Saudi Arabia’s spending is taking a clear strategic shift

2024-08-23 06:01:16

Riyadh, Saudi Arabia.

Xavierarnau | E+ | Getty Images

Saudi Arabia is going all out to promote domestic investment, while also imposing higher requirements on foreigners who want to invest in the country.

Saudi Arabia’s $925 billion sovereign wealth fund will see assets rise 29% to 2.87 trillion Saudi riyals ($765.2 billion) by 2023, with local investment the main driver, according to its annual report released earlier this week.

The fund’s investments in domestic infrastructure and real estate development rose 15% year-on-year to 233 billion riyals, while its outbound investments rose 14% to 586 billion riyals. Meanwhile, the Saudi government has introduced laws and reforms to promote and even force investment in the kingdom, while developing its “Vision 2030” plan to diversify its oil-dependent economy.

Tarik Solomon, honorary chairman of the American Chamber of Commerce in Saudi Arabia, told CNBC: “The PIF report signals a shift in investment focus from external drivers to domestic opportunities.

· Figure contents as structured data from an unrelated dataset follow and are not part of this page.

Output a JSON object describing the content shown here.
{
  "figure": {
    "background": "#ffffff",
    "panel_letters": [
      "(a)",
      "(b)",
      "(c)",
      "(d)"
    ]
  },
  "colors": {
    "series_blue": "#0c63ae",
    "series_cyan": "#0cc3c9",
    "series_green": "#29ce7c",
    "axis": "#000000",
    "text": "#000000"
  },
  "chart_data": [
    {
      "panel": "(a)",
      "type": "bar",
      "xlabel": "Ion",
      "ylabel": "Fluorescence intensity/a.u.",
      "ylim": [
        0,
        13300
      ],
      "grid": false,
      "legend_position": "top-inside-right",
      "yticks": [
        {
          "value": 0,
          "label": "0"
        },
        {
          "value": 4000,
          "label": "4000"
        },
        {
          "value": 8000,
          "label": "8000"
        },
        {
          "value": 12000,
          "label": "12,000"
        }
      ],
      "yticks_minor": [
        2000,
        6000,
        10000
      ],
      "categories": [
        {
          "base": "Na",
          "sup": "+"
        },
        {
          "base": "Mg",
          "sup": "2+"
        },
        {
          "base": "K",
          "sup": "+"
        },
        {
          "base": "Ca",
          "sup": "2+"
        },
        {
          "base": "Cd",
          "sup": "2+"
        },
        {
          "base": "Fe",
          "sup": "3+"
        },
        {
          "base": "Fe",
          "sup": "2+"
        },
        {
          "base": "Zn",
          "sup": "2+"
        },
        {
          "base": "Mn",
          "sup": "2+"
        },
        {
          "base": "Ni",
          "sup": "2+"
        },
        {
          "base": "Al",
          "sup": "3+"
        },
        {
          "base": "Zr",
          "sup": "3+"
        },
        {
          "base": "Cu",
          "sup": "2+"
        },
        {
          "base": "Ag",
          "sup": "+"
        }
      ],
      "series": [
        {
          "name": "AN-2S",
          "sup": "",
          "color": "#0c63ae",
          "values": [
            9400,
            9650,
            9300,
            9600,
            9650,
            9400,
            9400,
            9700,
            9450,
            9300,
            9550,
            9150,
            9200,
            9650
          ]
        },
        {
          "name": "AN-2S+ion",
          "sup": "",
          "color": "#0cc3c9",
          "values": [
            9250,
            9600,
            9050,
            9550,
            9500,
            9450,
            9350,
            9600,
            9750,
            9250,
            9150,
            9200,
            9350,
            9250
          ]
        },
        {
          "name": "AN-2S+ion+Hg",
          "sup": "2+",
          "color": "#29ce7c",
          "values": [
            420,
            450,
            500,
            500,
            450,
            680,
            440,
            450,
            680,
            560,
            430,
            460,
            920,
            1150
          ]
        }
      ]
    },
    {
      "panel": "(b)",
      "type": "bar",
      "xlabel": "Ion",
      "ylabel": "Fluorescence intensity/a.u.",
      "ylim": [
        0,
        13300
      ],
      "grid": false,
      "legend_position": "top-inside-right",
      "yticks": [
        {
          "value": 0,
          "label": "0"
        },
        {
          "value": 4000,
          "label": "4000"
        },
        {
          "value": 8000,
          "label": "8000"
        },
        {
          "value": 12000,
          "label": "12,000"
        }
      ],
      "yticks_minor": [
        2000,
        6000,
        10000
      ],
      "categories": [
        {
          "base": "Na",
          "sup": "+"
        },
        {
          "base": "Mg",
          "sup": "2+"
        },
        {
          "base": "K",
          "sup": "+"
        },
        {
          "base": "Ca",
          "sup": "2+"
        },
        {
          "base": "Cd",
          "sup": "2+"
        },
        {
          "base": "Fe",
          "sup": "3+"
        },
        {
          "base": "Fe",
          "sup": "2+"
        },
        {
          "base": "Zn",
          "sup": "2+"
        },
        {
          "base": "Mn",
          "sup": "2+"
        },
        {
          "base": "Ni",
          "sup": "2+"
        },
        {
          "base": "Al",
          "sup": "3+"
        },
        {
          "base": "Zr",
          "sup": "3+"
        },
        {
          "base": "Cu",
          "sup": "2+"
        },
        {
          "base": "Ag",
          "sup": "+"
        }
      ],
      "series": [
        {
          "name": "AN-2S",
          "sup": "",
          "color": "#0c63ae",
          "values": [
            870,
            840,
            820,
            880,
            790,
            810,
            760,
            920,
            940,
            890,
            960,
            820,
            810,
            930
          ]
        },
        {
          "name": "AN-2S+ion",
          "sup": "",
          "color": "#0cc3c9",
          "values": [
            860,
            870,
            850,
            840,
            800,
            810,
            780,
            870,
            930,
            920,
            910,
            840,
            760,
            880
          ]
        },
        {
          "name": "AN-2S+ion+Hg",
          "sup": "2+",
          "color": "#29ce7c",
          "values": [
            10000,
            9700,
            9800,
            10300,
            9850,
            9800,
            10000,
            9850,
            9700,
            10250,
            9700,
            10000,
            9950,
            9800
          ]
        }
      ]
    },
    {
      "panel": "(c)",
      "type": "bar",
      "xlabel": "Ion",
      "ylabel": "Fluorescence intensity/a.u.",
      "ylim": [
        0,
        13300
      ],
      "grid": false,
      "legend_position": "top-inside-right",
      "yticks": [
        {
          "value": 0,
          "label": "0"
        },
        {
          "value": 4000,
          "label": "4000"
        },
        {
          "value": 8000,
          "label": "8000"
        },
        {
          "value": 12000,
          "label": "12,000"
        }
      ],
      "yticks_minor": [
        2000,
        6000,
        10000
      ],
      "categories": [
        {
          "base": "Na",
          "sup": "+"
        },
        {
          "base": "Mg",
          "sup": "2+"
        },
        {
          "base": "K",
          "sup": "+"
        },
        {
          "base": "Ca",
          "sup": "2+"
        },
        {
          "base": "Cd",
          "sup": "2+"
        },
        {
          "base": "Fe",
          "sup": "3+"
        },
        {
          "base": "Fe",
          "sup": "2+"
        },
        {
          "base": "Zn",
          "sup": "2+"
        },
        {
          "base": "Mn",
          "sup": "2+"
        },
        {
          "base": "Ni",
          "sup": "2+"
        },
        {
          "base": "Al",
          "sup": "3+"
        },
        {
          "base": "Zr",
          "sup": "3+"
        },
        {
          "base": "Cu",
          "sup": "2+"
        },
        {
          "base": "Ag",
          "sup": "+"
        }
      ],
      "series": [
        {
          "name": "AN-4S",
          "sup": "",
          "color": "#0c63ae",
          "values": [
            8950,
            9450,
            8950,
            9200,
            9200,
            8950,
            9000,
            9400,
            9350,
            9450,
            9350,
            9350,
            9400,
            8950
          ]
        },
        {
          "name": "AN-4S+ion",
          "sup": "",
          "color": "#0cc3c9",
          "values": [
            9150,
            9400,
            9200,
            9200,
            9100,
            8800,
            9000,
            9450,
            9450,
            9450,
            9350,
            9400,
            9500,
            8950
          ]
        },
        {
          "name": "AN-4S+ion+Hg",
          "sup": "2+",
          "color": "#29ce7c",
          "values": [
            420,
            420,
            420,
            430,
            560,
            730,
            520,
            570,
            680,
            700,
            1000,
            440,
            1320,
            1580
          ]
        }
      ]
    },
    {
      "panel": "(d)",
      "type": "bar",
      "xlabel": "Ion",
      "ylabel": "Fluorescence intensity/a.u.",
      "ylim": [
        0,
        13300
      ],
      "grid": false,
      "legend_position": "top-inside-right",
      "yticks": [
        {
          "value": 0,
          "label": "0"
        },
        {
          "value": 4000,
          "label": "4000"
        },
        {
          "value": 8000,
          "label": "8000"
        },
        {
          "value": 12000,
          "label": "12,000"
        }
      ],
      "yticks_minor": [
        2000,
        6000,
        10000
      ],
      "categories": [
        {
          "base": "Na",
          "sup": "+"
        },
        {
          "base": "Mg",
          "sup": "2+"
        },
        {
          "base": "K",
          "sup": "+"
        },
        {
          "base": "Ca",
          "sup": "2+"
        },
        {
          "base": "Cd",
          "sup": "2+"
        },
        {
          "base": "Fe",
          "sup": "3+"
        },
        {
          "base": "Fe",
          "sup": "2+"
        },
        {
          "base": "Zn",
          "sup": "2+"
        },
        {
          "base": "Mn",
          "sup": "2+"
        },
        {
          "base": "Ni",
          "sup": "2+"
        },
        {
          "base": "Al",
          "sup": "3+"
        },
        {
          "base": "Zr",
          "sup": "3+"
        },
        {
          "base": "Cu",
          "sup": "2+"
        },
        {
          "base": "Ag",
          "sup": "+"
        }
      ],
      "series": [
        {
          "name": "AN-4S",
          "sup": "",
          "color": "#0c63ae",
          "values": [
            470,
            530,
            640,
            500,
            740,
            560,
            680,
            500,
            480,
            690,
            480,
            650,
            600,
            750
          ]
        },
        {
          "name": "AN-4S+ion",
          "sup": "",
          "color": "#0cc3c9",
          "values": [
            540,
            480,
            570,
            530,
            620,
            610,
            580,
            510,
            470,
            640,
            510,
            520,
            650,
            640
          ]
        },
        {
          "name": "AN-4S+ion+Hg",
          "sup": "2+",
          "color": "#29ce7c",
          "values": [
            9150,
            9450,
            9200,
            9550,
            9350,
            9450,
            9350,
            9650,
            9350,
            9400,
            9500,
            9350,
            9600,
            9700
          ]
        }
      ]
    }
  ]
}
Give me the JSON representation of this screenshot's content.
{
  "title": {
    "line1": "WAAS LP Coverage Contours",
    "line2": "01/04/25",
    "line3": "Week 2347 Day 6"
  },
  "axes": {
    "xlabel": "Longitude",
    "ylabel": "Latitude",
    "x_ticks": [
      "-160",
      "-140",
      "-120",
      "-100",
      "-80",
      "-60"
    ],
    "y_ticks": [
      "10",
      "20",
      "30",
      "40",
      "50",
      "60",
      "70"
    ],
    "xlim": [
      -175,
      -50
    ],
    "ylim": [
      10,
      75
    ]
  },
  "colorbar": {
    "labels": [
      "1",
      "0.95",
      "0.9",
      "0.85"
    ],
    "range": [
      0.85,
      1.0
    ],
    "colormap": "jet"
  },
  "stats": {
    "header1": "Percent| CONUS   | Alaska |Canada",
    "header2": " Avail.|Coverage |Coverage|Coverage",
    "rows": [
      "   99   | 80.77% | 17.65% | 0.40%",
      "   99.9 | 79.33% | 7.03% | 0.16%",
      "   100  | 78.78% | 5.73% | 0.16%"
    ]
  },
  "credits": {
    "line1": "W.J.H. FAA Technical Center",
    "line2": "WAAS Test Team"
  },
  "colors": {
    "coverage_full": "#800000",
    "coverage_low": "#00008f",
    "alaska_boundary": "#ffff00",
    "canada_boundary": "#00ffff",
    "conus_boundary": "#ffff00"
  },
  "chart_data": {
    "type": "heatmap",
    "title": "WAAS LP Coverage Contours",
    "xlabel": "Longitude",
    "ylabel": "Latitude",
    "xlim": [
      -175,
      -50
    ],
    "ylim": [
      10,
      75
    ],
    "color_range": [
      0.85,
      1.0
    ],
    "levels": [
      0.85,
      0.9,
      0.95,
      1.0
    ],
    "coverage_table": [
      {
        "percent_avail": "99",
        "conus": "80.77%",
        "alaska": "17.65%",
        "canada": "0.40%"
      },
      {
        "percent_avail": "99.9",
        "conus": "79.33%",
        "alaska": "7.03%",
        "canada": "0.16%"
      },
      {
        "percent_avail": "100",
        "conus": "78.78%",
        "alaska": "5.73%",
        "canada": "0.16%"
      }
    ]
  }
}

The days of viewing Saudi Arabia as a mere financial treasure trove are over.”

“Today, PIF’s success depends on a partnership based on mutual trust and a long-term perspective, where stakeholders are expected to make meaningful contributions with capital, rather than just pursuing profits.”

One example is Saudi Arabia’s headquarters law, which came into effect on January 1, 2024 and requires foreign companies operating in the Gulf region to locate their Middle East headquarters in Riyadh if they want to sign contracts with the Saudi government.

Saudi Arabia’s recently updated Investment Law is also designed to attract more foreign investment – ​​and sets an ambitious target of attracting $100 billion in FDI per year by 2030.

Currently, this number has Average annual revenue: about US$12 billion Saudi Arabia’s economy has been languishing since Vision 2030 was announced in 2017, but it is still a long way from reaching that goal, according to the Saudi Ministry of Investment.

Some observers in the region have expressed doubts about whether the $100 billion figure is realistic.

“The new investment law is absolutely crucial to facilitate more foreign direct investment, but whether it will lead to a significant increase and amount of capital required remains to be seen,” a Gulf-based financier told CNBC, speaking on condition of anonymity due to professional constraints.

Solomon agreed, noting that increased spending on major projects would require higher break-even oil prices for the Saudi budget.

“It remains to be seen whether the Pacific Islands Fund’s domestic investments will deliver the expected returns, particularly in a region fraught with instability, with oil-dependent budgets and facing a prolonged period of low oil prices,” he said.

Watch CNBC's full interview with Saudi Arabia's economy minister

However, James Swanston, Middle East and North Africa economist at Capital Economics, wrote in a recent report that the new law will “improve the local business environment to attract overseas investment.”

Investors have long complained that vague and often ad hoc rules have prevented greater foreign participation in the Saudi economy. The Saudi government said the new law would align the rights and obligations of foreign investors with those of citizens, introduce a simplified registration process to replace licensing requirements and streamline judicial proceedings, among other things.

“We have long argued that so-called ‘wasta’ (roughly translated as ‘who you know’) has been a significant barrier to foreign companies setting up in Saudi Arabia,” Swanston wrote.

He added that spurring more foreign investment “should also ease the recent burden on the Public Investment Fund to offset weakening foreign capital inflows to Cambodia”.

No more “dumb money”

The shift toward greater scrutiny and domestic priorities is not new; on the contrary, its pace is accelerating every year.

While many overseas companies have long viewed the Gulf as a source of “dumb money,” some local investment managers say — referring to the stereotype of oil-rich sheikhdoms throwing money at anyone who wants it — investments coming out of the region have become more sophisticated, employing deeper due diligence and being more selective than in years past.

“Before, you could simply say, ‘I’m a fund manager in San Francisco, give me a few million,’ ” said Marc Nassim, partner and managing director at Awad Capital, an investment bank in Dubai. revealed to CNBC in 2023.

“I think very few of them will be able to get funding from the region – they are much more selective than before.”

The Gulf financier, who spoke on condition of anonymity, said if Saudi Arabia’s priorities were unclear to foreign investors before, they are now clear.

“The PIF has been working over the last few years to attract investment into Saudi Arabia,” he said. “It took a while for bankers to fully appreciate the scope and scale of this move. This is all about transforming the economy.”